An Attack-Independent Audio Forgery Detection Technique Based On Cochleagram Images Of Segments with Dynamic Threshold

ÜSTÜBİOĞLU, BESTE

doi:10.1109/access.2024.3409543

An Attack-Independent Audio Forgery Detection Technique Based On Cochleagram Images Of Segments with Dynamic Threshold

Atıf İçin Kopyala

ÜSTÜBİOĞLU B.

IEEE Access, cilt.12, ss.82660-82675, 2024 (SCI-Expanded)

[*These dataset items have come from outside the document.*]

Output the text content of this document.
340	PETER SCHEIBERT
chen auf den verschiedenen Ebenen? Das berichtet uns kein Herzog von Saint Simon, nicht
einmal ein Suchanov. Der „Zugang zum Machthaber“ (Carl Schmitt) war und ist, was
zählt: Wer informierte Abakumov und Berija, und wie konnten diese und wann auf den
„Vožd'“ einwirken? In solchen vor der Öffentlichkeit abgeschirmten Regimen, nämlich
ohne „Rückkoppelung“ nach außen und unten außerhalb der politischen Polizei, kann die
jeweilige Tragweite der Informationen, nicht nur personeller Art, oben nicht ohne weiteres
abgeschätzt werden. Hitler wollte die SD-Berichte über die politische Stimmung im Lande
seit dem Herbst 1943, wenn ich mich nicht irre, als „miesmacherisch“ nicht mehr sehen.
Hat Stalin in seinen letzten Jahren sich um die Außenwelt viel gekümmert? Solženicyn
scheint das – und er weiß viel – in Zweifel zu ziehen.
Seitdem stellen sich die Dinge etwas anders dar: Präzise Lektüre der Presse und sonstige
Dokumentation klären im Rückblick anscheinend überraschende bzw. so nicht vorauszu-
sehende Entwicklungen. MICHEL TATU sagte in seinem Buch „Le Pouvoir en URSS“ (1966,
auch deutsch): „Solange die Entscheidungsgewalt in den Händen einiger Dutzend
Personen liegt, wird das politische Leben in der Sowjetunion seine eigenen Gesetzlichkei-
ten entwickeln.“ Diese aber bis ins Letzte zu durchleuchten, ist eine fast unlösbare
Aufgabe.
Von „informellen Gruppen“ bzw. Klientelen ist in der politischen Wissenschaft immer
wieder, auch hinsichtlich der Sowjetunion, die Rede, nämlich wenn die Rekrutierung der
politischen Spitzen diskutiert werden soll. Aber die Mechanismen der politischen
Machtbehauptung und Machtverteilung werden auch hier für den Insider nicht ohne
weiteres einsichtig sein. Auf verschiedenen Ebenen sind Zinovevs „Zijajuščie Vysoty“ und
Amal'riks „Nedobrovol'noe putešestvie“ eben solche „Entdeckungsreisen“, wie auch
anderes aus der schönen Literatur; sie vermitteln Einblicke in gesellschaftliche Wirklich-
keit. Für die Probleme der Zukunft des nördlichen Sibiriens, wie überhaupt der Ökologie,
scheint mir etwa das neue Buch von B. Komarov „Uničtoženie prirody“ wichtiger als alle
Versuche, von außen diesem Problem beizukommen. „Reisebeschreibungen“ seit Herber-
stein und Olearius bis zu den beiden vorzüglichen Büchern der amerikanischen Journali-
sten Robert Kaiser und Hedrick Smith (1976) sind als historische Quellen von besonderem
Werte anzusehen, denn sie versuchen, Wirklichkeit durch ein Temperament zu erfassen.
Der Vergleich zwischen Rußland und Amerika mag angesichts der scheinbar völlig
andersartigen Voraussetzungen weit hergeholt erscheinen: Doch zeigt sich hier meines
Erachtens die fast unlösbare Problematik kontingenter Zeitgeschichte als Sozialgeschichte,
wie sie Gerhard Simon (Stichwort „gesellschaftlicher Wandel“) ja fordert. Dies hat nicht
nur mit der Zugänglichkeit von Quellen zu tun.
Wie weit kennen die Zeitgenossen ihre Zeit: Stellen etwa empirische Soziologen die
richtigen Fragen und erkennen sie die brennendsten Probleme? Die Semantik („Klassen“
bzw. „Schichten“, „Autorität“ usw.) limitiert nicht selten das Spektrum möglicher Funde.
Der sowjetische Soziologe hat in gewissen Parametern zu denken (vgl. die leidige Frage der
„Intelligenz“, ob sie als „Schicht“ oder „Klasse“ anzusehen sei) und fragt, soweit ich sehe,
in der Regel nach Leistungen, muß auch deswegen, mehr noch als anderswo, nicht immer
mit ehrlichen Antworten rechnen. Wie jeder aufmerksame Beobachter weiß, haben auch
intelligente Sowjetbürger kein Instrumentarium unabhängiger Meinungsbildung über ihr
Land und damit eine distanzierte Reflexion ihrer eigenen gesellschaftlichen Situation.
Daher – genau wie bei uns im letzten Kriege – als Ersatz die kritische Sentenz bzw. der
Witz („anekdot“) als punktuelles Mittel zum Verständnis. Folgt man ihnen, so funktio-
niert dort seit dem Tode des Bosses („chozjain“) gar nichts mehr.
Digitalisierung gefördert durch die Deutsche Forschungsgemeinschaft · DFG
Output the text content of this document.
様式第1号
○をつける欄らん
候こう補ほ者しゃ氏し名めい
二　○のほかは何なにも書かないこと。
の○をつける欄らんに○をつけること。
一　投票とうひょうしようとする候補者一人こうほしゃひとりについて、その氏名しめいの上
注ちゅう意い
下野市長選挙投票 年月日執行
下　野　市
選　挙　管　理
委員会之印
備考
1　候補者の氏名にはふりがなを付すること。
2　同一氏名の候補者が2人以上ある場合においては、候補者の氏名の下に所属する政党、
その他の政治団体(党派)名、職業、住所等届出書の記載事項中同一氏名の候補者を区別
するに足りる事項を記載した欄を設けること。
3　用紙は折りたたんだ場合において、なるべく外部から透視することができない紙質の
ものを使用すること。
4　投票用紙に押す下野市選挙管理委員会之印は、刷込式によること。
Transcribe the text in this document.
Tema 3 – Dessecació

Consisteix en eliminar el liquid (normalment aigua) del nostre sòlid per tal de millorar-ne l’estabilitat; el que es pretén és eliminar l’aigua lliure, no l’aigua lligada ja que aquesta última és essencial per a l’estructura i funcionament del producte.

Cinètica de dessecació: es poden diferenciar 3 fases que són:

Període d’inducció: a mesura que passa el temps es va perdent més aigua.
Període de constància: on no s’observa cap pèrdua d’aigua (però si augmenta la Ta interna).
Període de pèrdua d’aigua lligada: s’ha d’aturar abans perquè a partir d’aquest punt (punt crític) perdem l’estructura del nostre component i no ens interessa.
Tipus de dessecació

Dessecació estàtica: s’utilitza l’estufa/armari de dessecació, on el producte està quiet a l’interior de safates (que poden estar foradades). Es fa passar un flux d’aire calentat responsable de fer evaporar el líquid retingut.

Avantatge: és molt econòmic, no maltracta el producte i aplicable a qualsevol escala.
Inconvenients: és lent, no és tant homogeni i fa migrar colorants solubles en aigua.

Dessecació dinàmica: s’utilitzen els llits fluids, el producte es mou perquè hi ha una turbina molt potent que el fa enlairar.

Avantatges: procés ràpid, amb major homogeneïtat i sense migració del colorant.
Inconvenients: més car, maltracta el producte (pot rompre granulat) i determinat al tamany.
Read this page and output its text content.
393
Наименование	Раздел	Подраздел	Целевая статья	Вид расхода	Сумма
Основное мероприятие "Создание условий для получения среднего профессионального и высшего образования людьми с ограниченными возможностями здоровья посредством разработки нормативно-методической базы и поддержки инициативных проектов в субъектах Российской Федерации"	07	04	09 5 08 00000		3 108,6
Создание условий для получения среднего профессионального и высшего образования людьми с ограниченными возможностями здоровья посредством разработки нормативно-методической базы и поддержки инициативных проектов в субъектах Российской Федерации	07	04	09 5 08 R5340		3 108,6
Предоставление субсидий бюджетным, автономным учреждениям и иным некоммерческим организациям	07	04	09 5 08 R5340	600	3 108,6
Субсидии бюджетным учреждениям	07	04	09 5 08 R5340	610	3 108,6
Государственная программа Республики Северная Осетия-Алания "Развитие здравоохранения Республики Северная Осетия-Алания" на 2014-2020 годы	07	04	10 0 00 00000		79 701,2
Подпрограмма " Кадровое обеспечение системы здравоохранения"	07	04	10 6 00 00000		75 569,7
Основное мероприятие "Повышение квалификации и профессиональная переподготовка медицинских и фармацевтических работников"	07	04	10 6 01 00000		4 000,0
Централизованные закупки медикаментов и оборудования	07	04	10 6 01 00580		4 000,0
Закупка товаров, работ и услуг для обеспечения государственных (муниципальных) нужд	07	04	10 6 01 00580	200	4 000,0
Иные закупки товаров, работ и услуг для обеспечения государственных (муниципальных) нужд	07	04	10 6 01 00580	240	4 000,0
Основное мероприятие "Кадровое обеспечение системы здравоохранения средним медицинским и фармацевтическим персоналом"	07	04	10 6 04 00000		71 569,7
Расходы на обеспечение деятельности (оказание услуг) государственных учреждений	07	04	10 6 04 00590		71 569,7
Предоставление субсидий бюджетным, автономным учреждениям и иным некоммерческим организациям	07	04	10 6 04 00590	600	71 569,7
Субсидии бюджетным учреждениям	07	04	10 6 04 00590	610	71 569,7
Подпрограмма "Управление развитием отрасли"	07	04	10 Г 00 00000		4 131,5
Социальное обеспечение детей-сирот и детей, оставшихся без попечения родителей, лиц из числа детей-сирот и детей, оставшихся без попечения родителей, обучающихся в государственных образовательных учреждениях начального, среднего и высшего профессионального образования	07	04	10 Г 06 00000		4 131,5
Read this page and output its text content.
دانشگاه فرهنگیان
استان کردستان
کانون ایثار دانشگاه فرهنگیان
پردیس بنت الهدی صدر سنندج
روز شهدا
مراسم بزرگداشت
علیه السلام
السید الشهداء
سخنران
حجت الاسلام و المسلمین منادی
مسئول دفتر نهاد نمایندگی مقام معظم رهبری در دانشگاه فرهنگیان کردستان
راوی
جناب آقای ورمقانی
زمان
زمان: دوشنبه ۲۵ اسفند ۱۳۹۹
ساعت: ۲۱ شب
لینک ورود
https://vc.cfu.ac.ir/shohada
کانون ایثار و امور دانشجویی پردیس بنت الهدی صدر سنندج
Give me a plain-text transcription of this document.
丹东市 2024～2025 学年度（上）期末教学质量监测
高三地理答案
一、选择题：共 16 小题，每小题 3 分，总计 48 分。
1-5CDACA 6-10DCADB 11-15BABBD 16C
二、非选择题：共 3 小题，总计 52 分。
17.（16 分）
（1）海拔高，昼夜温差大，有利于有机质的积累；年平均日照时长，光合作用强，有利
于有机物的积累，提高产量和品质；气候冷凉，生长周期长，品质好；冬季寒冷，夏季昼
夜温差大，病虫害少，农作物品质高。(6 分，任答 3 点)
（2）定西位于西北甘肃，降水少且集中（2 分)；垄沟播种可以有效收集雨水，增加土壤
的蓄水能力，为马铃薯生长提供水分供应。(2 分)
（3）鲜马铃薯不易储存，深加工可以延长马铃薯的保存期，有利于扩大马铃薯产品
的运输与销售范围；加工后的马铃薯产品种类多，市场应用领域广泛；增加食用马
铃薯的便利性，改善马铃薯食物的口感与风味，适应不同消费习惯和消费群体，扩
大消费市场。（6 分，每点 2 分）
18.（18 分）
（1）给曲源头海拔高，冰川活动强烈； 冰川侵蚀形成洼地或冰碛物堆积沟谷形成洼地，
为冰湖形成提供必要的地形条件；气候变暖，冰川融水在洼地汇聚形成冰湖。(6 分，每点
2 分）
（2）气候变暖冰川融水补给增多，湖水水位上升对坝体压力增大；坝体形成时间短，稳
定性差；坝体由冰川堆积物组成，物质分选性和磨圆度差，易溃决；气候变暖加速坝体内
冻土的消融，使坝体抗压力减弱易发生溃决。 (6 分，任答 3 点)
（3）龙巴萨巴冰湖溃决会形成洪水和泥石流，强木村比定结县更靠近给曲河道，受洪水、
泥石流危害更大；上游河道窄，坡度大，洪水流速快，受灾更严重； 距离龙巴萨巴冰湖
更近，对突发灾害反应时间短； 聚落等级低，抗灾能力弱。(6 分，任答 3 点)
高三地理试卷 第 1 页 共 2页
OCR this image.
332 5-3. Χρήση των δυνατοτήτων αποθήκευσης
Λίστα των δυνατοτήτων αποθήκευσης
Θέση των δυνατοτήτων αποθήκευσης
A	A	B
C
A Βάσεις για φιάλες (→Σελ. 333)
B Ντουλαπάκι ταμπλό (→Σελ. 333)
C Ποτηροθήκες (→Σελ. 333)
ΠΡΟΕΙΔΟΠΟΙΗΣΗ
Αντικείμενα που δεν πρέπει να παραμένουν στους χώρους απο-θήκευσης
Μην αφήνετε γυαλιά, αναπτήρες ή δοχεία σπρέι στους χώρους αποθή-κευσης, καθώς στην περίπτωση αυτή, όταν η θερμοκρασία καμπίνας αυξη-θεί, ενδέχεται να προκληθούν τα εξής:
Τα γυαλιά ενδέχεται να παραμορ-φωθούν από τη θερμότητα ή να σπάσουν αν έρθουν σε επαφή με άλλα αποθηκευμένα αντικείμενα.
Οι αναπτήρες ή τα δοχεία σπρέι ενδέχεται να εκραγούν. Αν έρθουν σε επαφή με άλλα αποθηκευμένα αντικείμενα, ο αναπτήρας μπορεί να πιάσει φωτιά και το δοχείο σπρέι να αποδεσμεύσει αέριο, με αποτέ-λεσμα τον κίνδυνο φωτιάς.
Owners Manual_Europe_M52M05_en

Yayın Türü: Makale / Tam Makale
Cilt numarası: 12
Basım Tarihi: 2024
Doi Numarası: 10.1109/access.2024.3409543
Dergi Adı: IEEE Access
Derginin Tarandığı İndeksler: Science Citation Index Expanded (SCI-EXPANDED), Scopus, Compendex, INSPEC, Directory of Open Access Journals
Sayfa Sayıları: ss.82660-82675
Anahtar Kelimeler: Cochleagram, copy-move forgery, forgery detection, SSIM
Karadeniz Teknik Üniversitesi Adresli: Evet

Özet

Thanks to advanced audio editing software, speech recordings can be tampered with very easily. In case the speech recordings are used as forensic evidence, adding the audio recordings together, cutting them, and changing their content are legally unacceptable and constitute a crime. Audio copy-move forgery is the most common forgery for the purpose of changing the content of the speech. Audio copy-move forgery is performed by copying a segment in the audio and pasting it anywhere in the same audio. In this study, a robust and new method based on cochleagram images is proposed to detect audio copy-move forgery. The proposed method uses cochleagram images of the voiced parts of the audio to detect forgery clues in the input audio file. For this purpose, the audio file is first split into voiced parts using a pitch-based Voice Activity Detection (VAD) method. Each audio part is then converted into a cochleagram image. Structural similarity index measure (SSIM) is used to calculate the similarity between cochleagram images. After calculating the SSIM values between the cochleagram images, the proposed forgery localization algorithm is performed. In this algorithm, the SSIM values among the cochleagram images are first sorted in descending order. The length ratio between these pairs of segments is calculated in order to determine which of the values in this descending order are duplicated segment pairs. If this ratio exceeds the specified percentage rate, these segment pairs are marked as forged segments. Finally, the proposed audio copy-move forgery detection method is evaluated against the state-of-the-art approaches with two Copy-Move Forgery Detection (CMFD) database and forged databases created from TIMIT and the Arabic Speech Corpus database. The experimental results show that the proposed method is significantly high robust against post-processing operations compared to other studies.